Trabalho em descansos anuais


Ano
Retribuição diária média em MOP$
Número de dias não gozados
Fórmula de cálculo
Quantia indemnizatória em MOP$
01/09/1988 - 31/12/1988
MOP120,34
2
120,34 x 2 x 1
MOP240,68
01/01/1989 - 02/04/1989
MOP197,06
1,5
197,06 x 1,5 x 1
MOP295,59



TOTAL:
MOP536,27





Ano
Retribuição diária média em MOP$
Número de dias não gozados
Fórmula de cálculo
Quantia indemnizatória em MOP$
03/04/1989 - 31/12/1989
MOP197,06
4,5
197,06 x 4,5 x 2
MOP1.773,54
1990
MOP295,14
6
295,14 x 6 x 2
MOP3.541,68
1991
MOP294,16
6
294,16 x 6 x 2
MOP3.529,92
01/01/1992 - 18/03/1992
MOP359,31
1
359,31 x 1 x 2
MOP718,62



TOTAL:
MOP9.563,76





Trabalho em feriado obrigatório


Ano
Retribuição diária média em MOP$
Número de dias não gozados
Fórmula de cálculo
Quantia indemnizatória em MOP$
03/04/1989 - 31/12/1989
MOP197,06
2
197,06 x 2 x 2
MOP788,24
1990
MOP295,14
6
295,14 x 6 x 2
MOP3.541,68
1991
MOP294,16
6
294,16 x 6 x 2
MOP3.529,92
01/01/1992 - 18/03/1992
MOP359,31
4
359,31 x 4 x 2
MOP2.874,48



TOTAL:
MOP10.734,32

III

Recurso subordinado da Ré (na parte que diz respeito ao juros)

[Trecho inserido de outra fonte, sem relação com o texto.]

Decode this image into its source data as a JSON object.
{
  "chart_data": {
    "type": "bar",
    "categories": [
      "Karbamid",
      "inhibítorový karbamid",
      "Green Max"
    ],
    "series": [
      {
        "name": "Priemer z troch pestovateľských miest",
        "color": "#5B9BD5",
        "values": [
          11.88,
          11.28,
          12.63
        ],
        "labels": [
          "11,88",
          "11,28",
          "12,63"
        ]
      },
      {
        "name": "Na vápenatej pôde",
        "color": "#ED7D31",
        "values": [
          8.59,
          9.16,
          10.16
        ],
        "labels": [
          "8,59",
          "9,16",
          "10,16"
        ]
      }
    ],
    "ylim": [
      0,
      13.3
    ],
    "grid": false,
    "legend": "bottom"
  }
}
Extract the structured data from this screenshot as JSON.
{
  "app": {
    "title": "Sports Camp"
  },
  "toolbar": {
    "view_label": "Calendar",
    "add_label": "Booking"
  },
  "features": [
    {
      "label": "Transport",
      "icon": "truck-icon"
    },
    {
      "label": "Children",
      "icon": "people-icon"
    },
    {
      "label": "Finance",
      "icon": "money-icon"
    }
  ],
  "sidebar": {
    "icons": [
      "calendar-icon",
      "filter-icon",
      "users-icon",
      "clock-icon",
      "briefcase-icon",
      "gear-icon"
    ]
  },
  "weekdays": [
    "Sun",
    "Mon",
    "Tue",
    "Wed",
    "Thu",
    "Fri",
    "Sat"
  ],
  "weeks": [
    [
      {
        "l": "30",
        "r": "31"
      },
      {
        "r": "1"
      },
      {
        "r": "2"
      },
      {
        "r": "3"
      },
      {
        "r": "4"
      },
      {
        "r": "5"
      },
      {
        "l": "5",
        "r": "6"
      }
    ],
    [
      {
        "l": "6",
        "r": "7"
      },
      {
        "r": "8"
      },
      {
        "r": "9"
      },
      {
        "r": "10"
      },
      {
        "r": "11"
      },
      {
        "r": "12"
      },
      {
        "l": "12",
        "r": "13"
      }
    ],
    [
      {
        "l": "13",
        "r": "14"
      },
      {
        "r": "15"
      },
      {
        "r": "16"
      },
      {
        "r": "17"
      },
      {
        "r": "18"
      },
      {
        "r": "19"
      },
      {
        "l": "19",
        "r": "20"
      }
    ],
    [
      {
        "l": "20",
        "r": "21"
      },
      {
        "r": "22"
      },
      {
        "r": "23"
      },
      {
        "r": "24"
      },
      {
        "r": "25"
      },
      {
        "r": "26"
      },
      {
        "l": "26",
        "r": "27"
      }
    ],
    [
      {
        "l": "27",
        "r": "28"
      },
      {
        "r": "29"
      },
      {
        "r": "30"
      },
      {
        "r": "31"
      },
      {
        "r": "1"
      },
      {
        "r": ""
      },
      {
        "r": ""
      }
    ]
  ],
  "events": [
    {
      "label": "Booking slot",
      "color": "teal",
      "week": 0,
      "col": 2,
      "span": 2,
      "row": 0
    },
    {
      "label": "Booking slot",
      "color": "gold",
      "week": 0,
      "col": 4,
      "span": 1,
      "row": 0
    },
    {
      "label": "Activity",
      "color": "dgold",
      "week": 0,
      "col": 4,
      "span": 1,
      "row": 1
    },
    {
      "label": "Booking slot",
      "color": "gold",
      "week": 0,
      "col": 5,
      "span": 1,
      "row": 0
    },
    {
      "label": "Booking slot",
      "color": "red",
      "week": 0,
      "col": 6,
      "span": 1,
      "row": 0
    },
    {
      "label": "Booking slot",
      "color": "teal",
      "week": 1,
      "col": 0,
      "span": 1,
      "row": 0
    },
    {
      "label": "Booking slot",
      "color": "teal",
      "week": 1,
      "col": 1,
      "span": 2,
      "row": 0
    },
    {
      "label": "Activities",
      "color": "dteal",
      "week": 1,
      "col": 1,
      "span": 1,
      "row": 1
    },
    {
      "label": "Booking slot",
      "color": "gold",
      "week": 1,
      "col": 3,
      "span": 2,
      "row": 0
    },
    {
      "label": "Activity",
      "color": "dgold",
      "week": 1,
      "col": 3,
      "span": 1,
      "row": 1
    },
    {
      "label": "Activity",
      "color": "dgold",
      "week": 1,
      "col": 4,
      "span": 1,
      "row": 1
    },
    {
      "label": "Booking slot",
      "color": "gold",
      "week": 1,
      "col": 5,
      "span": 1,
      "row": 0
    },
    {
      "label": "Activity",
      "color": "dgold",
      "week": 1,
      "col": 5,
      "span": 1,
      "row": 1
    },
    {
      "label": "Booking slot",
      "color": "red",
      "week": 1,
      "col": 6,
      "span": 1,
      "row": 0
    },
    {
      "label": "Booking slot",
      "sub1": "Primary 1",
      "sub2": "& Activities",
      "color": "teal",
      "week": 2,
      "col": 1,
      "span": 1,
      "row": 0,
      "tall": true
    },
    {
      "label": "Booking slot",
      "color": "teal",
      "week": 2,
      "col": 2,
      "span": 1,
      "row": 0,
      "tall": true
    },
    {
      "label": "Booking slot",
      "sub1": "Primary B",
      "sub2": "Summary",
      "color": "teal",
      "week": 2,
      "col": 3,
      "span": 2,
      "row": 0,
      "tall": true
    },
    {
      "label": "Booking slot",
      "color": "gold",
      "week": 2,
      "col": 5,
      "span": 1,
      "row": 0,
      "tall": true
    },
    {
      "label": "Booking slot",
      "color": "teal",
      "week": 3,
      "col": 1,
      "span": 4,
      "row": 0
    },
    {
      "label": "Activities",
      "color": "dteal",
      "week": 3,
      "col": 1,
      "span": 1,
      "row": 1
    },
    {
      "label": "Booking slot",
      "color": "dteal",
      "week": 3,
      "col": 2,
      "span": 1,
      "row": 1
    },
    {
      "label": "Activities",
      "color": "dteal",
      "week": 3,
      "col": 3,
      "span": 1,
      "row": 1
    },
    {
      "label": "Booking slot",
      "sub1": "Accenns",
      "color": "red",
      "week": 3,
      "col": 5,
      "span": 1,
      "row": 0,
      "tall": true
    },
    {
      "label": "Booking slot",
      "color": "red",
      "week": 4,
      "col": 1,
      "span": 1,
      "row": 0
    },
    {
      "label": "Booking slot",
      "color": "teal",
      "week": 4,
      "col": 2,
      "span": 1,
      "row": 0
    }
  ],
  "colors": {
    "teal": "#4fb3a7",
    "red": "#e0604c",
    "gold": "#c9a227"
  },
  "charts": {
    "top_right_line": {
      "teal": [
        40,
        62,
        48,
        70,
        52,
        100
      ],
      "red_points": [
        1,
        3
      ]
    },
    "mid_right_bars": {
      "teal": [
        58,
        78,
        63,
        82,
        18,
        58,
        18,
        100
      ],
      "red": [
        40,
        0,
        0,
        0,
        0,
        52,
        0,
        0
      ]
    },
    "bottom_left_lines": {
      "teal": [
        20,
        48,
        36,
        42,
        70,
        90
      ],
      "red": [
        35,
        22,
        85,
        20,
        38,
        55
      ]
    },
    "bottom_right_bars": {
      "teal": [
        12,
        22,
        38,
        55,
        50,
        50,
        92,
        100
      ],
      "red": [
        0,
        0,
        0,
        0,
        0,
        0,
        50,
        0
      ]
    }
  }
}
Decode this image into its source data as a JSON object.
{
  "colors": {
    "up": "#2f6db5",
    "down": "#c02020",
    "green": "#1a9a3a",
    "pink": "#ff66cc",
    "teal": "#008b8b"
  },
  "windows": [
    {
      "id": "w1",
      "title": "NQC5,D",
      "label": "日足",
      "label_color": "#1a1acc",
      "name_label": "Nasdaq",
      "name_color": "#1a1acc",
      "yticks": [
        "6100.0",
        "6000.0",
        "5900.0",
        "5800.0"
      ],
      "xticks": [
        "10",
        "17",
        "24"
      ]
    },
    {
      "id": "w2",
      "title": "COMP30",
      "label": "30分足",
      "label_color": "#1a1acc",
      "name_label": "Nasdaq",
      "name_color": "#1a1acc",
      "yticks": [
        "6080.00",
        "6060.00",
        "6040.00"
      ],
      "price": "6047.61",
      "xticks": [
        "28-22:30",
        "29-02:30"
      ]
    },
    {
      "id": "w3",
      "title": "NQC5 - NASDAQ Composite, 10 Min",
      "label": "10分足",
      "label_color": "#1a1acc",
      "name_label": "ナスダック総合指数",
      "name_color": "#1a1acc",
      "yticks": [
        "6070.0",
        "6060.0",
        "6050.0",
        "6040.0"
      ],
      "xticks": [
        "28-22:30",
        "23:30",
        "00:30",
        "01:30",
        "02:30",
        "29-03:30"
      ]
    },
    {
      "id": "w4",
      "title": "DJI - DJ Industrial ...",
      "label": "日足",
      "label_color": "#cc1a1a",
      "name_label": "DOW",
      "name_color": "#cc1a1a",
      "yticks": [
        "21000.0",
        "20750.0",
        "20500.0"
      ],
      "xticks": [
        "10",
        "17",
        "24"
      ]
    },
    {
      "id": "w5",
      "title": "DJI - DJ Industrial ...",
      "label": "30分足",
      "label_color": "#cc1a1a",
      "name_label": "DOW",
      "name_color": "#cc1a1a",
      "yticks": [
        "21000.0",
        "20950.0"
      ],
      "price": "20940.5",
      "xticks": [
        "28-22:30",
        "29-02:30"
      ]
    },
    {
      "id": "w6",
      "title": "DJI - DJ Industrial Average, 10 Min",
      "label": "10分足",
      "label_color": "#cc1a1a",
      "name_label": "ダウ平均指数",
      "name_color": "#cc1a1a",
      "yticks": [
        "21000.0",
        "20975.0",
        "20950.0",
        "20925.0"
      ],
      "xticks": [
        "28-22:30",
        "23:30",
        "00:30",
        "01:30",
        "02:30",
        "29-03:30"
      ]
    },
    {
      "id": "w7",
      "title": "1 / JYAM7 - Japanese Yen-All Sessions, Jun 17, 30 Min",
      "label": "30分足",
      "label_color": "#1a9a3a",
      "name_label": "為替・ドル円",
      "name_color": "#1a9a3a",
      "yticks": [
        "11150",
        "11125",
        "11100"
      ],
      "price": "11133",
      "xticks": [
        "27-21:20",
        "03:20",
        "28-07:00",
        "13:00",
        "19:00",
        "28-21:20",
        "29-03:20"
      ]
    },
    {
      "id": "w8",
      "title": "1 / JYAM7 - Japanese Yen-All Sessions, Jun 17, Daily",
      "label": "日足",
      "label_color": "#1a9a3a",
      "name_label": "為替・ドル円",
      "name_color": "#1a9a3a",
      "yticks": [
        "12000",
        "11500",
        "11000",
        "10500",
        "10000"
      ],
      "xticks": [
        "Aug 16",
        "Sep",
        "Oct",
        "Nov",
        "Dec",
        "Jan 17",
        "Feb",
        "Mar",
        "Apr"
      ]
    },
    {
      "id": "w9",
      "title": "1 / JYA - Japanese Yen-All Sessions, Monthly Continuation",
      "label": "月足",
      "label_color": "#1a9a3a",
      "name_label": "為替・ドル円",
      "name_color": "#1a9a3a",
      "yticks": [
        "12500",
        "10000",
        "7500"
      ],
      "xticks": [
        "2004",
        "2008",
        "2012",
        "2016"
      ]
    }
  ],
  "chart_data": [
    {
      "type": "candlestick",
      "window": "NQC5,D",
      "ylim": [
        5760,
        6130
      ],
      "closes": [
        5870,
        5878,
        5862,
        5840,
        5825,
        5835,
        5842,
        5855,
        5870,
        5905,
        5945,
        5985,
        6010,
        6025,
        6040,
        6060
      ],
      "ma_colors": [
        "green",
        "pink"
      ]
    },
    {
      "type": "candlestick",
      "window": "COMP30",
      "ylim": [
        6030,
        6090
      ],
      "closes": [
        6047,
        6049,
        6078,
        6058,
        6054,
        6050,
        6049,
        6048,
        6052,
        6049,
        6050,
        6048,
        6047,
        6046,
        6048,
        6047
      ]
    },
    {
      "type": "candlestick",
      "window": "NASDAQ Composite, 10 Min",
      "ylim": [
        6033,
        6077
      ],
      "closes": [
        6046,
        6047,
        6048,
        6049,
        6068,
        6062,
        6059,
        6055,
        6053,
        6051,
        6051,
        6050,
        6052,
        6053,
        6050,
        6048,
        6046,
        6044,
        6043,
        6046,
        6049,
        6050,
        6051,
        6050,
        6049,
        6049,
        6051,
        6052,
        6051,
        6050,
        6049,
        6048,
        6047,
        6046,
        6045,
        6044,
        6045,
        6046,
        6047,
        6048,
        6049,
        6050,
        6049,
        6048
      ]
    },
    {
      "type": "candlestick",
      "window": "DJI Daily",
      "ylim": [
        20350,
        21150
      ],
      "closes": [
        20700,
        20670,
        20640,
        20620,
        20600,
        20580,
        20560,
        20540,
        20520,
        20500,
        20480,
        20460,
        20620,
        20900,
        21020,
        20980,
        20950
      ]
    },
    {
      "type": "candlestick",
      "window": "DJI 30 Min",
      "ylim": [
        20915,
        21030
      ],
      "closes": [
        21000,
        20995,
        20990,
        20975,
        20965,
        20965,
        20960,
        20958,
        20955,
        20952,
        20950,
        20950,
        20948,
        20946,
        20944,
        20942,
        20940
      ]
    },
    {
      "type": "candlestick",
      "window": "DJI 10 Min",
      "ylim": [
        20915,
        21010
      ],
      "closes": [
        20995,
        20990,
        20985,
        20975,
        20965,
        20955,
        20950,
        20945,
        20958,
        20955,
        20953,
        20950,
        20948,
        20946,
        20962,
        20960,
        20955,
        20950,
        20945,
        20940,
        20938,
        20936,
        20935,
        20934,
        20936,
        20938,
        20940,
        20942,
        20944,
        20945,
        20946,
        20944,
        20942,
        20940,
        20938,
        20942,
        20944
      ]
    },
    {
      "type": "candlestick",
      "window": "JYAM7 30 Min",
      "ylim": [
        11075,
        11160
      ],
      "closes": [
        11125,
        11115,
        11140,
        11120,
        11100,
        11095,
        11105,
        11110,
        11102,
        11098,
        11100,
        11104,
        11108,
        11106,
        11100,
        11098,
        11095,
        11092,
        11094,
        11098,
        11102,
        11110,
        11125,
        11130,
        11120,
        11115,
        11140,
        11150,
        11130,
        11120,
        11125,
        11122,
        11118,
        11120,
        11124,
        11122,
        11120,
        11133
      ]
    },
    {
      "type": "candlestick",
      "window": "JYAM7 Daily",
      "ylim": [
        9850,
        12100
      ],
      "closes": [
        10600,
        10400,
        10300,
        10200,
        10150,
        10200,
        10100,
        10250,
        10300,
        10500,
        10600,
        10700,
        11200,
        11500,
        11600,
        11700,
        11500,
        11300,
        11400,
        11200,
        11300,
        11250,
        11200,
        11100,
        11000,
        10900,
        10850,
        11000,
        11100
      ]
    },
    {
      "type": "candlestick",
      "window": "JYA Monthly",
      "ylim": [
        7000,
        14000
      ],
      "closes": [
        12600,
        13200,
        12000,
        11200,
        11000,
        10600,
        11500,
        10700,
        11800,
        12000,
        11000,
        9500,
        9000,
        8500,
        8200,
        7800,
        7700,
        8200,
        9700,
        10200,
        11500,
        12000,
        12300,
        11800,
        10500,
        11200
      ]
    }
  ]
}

Pelo que ficou decidido, fica prejudicado o conhecimento do recurso subordinado pois sendo o valor dos créditos reclamados pelo Autor agora alterado e liquidado por este Acórdão, os juros moratórios só se contam a partir do trânsito em julgado do presente Acórdão de acordo com a forma definida pelo TUI no seu douto Acórdão de 02MAR2011, tirado no processo nº 69/2010.


IV

Pelo exposto, acordam em julgar parcialmente procedente o recurso principal do Autor e improcedente o recurso subordinado da Ré na parte que diz respeito aos multiplicadores, passando a condenar a Ré no pagamento ao Autor do somatório das quantias apuradas nos mapas supra, com juros moratório calculados de acordo com a forma definida pelo TUI no seu douto Acórdão de 02MAR2011, tirado no processo nº 69/2010.

Custas pelas partes na proporção de decaimento em ambas as instâncias, sem prejuízo do apoio judiciário já concedido ao Autor.

RAEM, 10MAIO2012

Lai Kin Hong
João A. G. Gil de Oliveira
Choi Mou Pan
(Subscrevo a decisão da parte que não estão em disconformidade com a nova posição assumida após o acórdão proferido no processo nº 780/2007.)